SpaceX is a huge step closer to flying its enormous Starship spaceship into orbit, conducting an engine-firing test at the launch pad on Thursday.
Thirty-one of the 33 first-stage booster engines ignited simultaneously for roughly 10 seconds in south Texas. The crew switched off one engine before delivering the firing order and another engine shut down—”but still enough engines to achieve orbit!” tweeted SpaceX’s Elon Musk.
Musk predicts Starship’s first orbital test flight may occur as soon as March, assuming the test analyses and final preparations go well.
The booster stayed fastened to the pad as intended throughout the test. There were no evidence of substantial damage to the launch tower.

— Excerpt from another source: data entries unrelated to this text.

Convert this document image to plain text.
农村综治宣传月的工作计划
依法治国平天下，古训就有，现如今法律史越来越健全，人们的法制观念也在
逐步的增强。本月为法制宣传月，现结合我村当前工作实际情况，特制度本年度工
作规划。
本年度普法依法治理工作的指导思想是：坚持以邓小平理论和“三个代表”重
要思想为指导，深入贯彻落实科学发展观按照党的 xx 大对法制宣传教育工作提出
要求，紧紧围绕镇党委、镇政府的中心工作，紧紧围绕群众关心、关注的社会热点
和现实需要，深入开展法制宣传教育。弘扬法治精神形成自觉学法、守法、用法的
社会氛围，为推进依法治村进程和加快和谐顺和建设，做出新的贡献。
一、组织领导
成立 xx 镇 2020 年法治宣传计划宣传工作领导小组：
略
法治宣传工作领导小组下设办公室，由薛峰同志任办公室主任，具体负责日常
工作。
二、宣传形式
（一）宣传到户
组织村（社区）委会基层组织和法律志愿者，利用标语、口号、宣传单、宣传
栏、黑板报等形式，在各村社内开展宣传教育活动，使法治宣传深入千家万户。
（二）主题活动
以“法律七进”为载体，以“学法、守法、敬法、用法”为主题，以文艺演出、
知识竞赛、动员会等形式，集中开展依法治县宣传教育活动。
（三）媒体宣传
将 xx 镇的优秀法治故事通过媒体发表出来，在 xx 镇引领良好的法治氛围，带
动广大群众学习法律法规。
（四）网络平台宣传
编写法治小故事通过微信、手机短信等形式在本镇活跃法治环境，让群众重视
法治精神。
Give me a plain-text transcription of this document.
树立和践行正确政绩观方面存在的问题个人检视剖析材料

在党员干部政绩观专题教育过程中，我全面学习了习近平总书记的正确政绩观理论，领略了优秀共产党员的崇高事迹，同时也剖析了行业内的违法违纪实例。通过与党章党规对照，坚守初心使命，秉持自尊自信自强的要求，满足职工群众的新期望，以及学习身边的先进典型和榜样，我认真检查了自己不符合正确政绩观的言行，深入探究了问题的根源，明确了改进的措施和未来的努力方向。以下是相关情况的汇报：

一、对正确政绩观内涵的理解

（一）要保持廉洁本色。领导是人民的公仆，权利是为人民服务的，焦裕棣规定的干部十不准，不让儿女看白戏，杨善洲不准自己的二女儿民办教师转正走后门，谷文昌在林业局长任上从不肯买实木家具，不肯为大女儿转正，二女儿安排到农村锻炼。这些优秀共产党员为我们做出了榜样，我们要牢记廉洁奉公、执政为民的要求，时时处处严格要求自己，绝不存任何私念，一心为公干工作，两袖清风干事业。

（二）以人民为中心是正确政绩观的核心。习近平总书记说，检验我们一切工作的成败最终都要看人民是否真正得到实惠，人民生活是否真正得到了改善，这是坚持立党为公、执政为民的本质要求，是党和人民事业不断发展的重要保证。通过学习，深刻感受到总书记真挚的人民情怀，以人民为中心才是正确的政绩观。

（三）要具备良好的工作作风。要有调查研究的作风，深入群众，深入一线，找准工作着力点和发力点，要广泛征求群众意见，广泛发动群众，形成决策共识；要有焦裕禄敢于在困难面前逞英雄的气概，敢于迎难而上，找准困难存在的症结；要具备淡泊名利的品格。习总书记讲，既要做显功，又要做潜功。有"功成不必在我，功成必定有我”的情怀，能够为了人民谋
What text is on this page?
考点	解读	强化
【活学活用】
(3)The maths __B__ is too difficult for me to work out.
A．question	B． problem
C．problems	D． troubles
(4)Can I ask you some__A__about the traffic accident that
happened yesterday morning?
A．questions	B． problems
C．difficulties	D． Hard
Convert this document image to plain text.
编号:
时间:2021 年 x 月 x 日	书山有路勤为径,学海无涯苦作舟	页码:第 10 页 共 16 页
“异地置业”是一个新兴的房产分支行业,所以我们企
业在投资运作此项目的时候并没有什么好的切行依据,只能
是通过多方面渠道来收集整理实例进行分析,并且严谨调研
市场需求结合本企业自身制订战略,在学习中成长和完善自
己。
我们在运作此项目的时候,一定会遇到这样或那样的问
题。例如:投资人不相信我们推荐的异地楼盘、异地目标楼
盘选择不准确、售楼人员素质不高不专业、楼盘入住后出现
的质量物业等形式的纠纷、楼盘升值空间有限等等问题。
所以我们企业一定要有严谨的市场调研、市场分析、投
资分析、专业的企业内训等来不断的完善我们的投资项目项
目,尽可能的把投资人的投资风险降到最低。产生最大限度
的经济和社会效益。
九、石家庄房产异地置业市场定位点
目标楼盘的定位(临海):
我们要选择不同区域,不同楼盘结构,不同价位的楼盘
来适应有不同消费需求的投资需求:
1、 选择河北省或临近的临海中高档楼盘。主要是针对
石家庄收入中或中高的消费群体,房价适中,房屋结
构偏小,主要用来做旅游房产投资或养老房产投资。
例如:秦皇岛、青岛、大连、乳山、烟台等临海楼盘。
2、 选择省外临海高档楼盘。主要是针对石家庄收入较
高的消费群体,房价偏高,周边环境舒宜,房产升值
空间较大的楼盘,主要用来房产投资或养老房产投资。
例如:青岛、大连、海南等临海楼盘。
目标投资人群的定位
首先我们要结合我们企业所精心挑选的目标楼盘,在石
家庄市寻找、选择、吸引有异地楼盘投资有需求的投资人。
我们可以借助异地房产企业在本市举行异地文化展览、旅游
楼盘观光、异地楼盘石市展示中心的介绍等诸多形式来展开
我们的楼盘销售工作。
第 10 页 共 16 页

NASA is banking on Starship to take passengers to the surface of the moon in a few years, hooking up with its Orion spacecraft in lunar orbit. Further down the line, Musk plans to utilise the enormous Starships to bring crowds to Mars.
Only the first-stage Super Heavy booster, towering 230 feet (69 metres) tall, was employed for Thursday’s test. The futuristic second stage—the component that will really land on the moon and Mars—was in the hangar getting ready for takeoff.
Altogether, Starship towers 394 feet (120 metres), making it the tallest and most powerful rocket ever constructed. It’s capable of producing 17 million pounds of liftoff force, roughly twice that of NASA’s moon rocket that flew an empty capsule to the moon and returned late last year.
SpaceX ignited up to 14 Starship engines last autumn and performed a fuelling test at the pad this month.
Flocks of birds fled as Starship’s engines came alive and threw thick black plumes of smoke over the Starship launch facility, called Starbase. It’s situated in the southernmost part of Texas near the community of Boca Chica, close to the Mexican border.